CHRONIQUE N° 3 URBANISME ET ÉNERGIE à nous les bonnes idées…

Les DPE ne sont pas fiables… Que faut-il faire ?

Introduction du sujet par Louis

Dans une enquête publiée le 22 septembre 2022, L’UFC que choisir dénonce un flot d’erreurs très pénalisantes dans l’attribution des étiquettes énergie des diagnostics de performance énergétique. Il s’agirait d’un scandale d’ampleur national. Le rapport d’enquête révèle une incompétence des diagnostiqueurs insuffisamment formés et incapables d’attribuer une étiquette énergétique identique pour un même logement.
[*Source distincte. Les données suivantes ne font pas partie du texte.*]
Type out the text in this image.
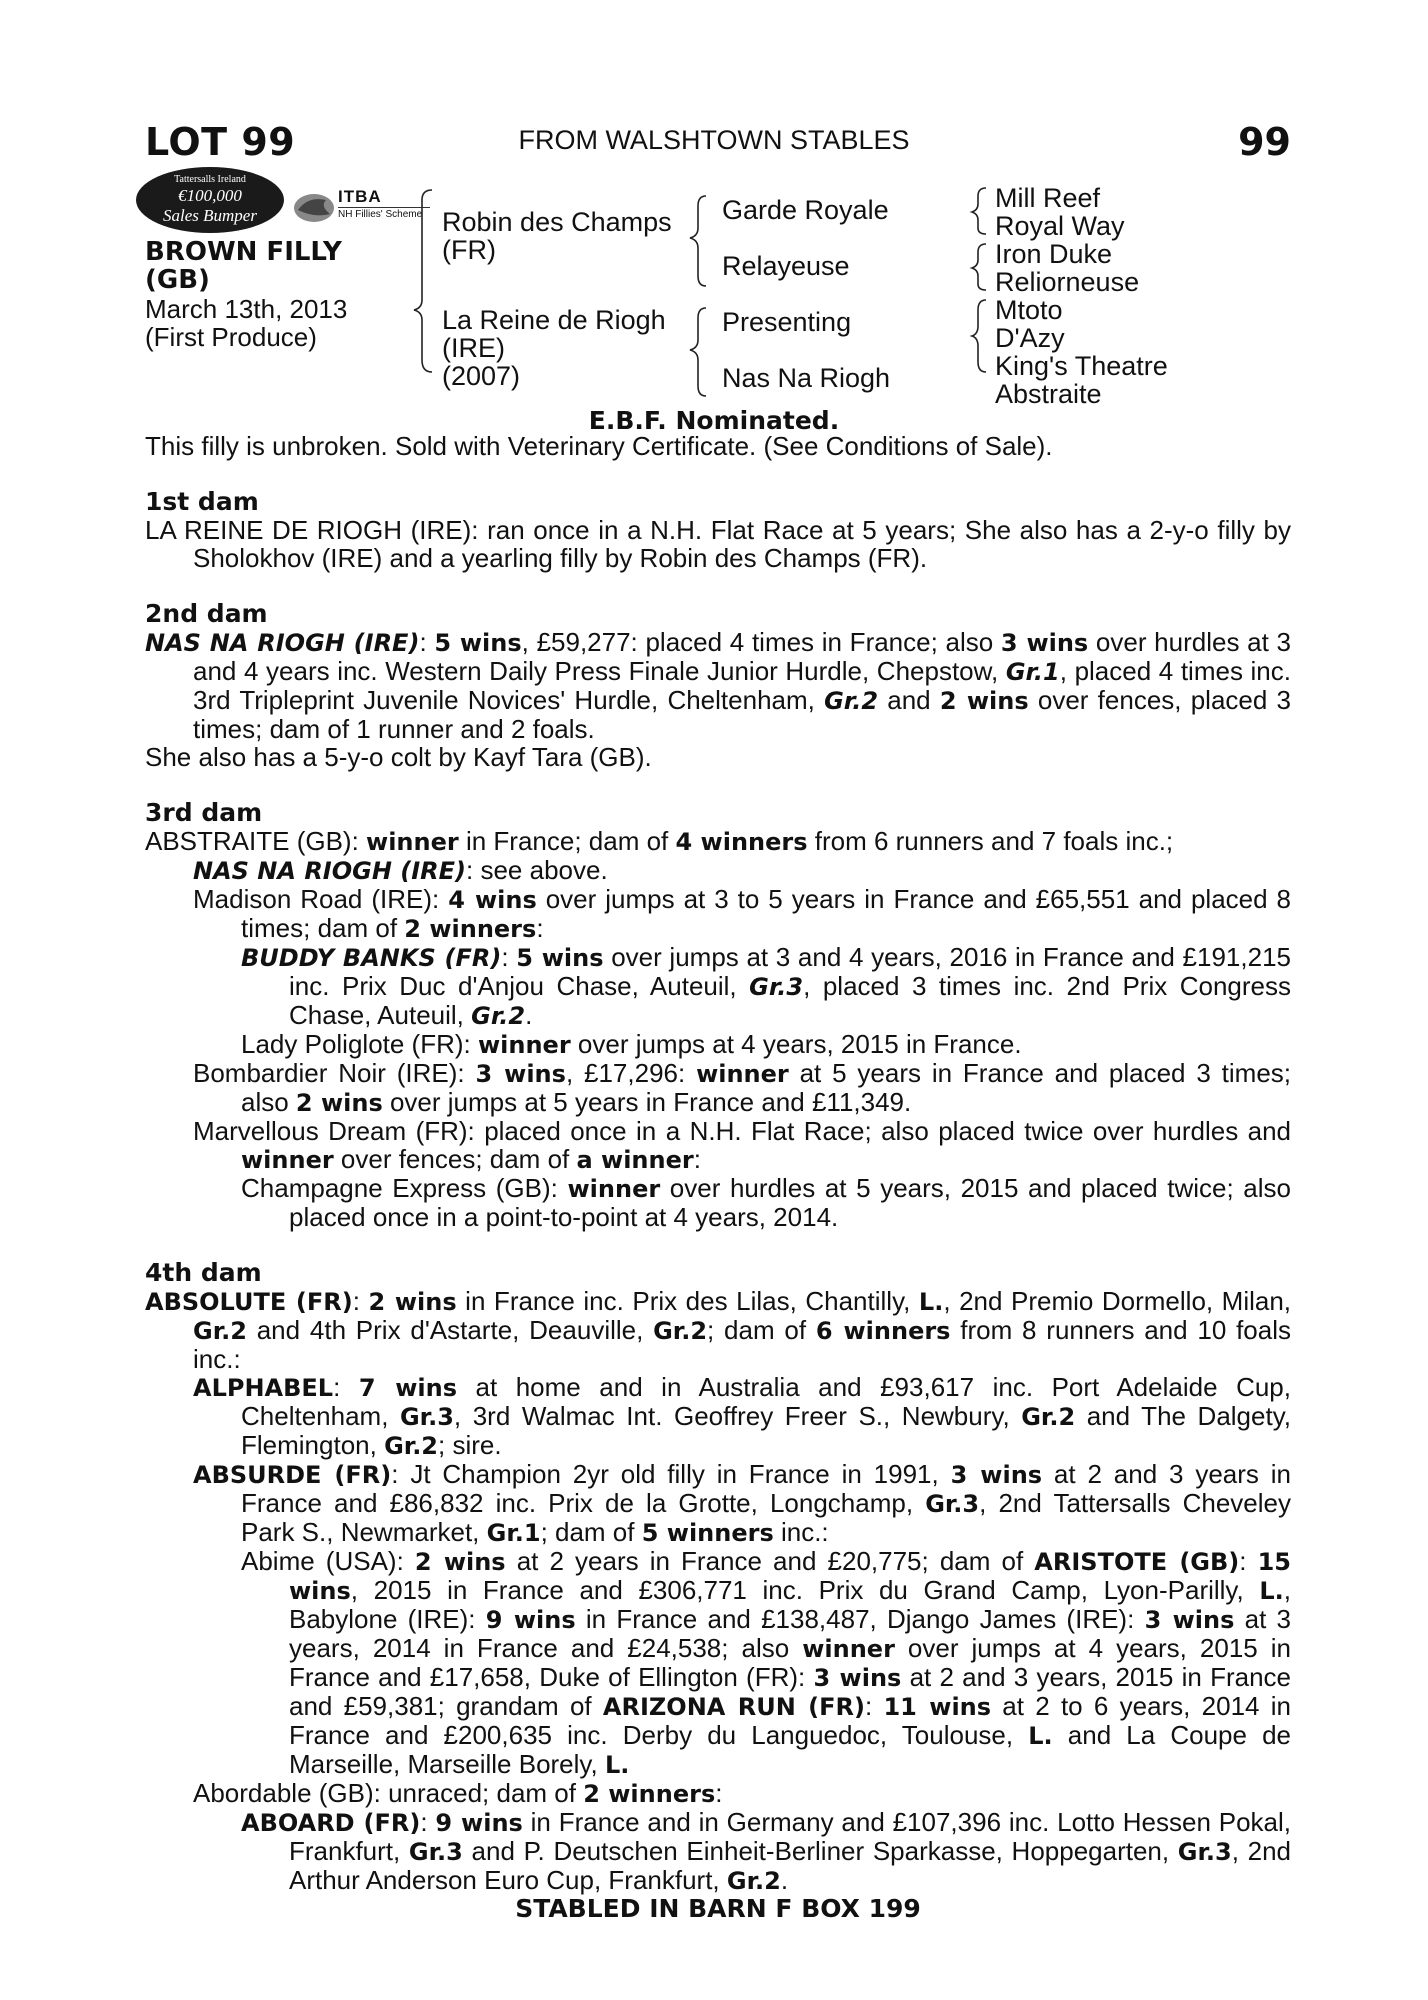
LOT 99	FROM WALSHTOWN STABLES	99
Tattersalls Ireland
€100,000
Sales Bumper
ITBA
NH Fillies' Scheme
BROWN FILLY
(GB)
March 13th, 2013
(First Produce)
Robin des Champs
(FR)
La Reine de Riogh
(IRE)
(2007)
Garde Royale
Relayeuse
Presenting
Nas Na Riogh
Mill Reef
Royal Way
Iron Duke
Reliorneuse
Mtoto
D'Azy
King's Theatre
Abstraite
E.B.F. Nominated.

This filly is unbroken. Sold with Veterinary Certificate. (See Conditions of Sale).

1st dam

LA REINE DE RIOGH (IRE): ran once in a N.H. Flat Race at 5 years; She also has a 2-y-o filly by Sholokhov (IRE) and a yearling filly by Robin des Champs (FR).

2nd dam

NAS NA RIOGH (IRE): 5 wins, £59,277: placed 4 times in France; also 3 wins over hurdles at 3 and 4 years inc. Western Daily Press Finale Junior Hurdle, Chepstow, Gr.1, placed 4 times inc. 3rd Tripleprint Juvenile Novices' Hurdle, Cheltenham, Gr.2 and 2 wins over fences, placed 3 times; dam of 1 runner and 2 foals.

She also has a 5-y-o colt by Kayf Tara (GB).

3rd dam

ABSTRAITE (GB): winner in France; dam of 4 winners from 6 runners and 7 foals inc.;

NAS NA RIOGH (IRE): see above.

Madison Road (IRE): 4 wins over jumps at 3 to 5 years in France and £65,551 and placed 8 times; dam of 2 winners:

BUDDY BANKS (FR): 5 wins over jumps at 3 and 4 years, 2016 in France and £191,215 inc. Prix Duc d'Anjou Chase, Auteuil, Gr.3, placed 3 times inc. 2nd Prix Congress Chase, Auteuil, Gr.2.

Lady Poliglote (FR): winner over jumps at 4 years, 2015 in France.

Bombardier Noir (IRE): 3 wins, £17,296: winner at 5 years in France and placed 3 times; also 2 wins over jumps at 5 years in France and £11,349.

Marvellous Dream (FR): placed once in a N.H. Flat Race; also placed twice over hurdles and winner over fences; dam of a winner:

Champagne Express (GB): winner over hurdles at 5 years, 2015 and placed twice; also placed once in a point-to-point at 4 years, 2014.

4th dam

ABSOLUTE (FR): 2 wins in France inc. Prix des Lilas, Chantilly, L., 2nd Premio Dormello, Milan, Gr.2 and 4th Prix d'Astarte, Deauville, Gr.2; dam of 6 winners from 8 runners and 10 foals inc.:

ALPHABEL: 7 wins at home and in Australia and £93,617 inc. Port Adelaide Cup, Cheltenham, Gr.3, 3rd Walmac Int. Geoffrey Freer S., Newbury, Gr.2 and The Dalgety, Flemington, Gr.2; sire.

ABSURDE (FR): Jt Champion 2yr old filly in France in 1991, 3 wins at 2 and 3 years in France and £86,832 inc. Prix de la Grotte, Longchamp, Gr.3, 2nd Tattersalls Cheveley Park S., Newmarket, Gr.1; dam of 5 winners inc.:

Abime (USA): 2 wins at 2 years in France and £20,775; dam of ARISTOTE (GB): 15 wins, 2015 in France and £306,771 inc. Prix du Grand Camp, Lyon-Parilly, L., Babylone (IRE): 9 wins in France and £138,487, Django James (IRE): 3 wins at 3 years, 2014 in France and £24,538; also winner over jumps at 4 years, 2015 in France and £17,658, Duke of Ellington (FR): 3 wins at 2 and 3 years, 2015 in France and £59,381; grandam of ARIZONA RUN (FR): 11 wins at 2 to 6 years, 2014 in France and £200,635 inc. Derby du Languedoc, Toulouse, L. and La Coupe de Marseille, Marseille Borely, L.

Abordable (GB): unraced; dam of 2 winners:

ABOARD (FR): 9 wins in France and in Germany and £107,396 inc. Lotto Hessen Pokal, Frankfurt, Gr.3 and P. Deutschen Einheit-Berliner Sparkasse, Hoppegarten, Gr.3, 2nd Arthur Anderson Euro Cup, Frankfurt, Gr.2.

STABLED IN BARN F BOX 199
L’association accuse également l’État comme principal responsable de la situation.

Alors qu’une mauvaise étiquette entraîne une décote de la valeur d’un bien à la revente et une possible interdiction de location, les propriétaires se retrouvent victimes d’un système qui manque cruellement de fiabilité.

Quel est l’état réel de la situation ? Que faire si je suis propriétaire d’un bien immobilier que je loue ou que je souhaite vendre ? Quelles sont les astuces pour ne pas tomber dans les pièges du système ?

Pour répondre à ces questions, nous accueillons Guillaume MILLO expert en réhabilitation — Assistant maître d’ouvrage — auteur du livre « Comment réhabiliter votre bien immobilier » et fondateur de Rehearth dont l’objectif est d’accompagner les porteurs de projets de rénovation de la phase conception et la réception clé en main.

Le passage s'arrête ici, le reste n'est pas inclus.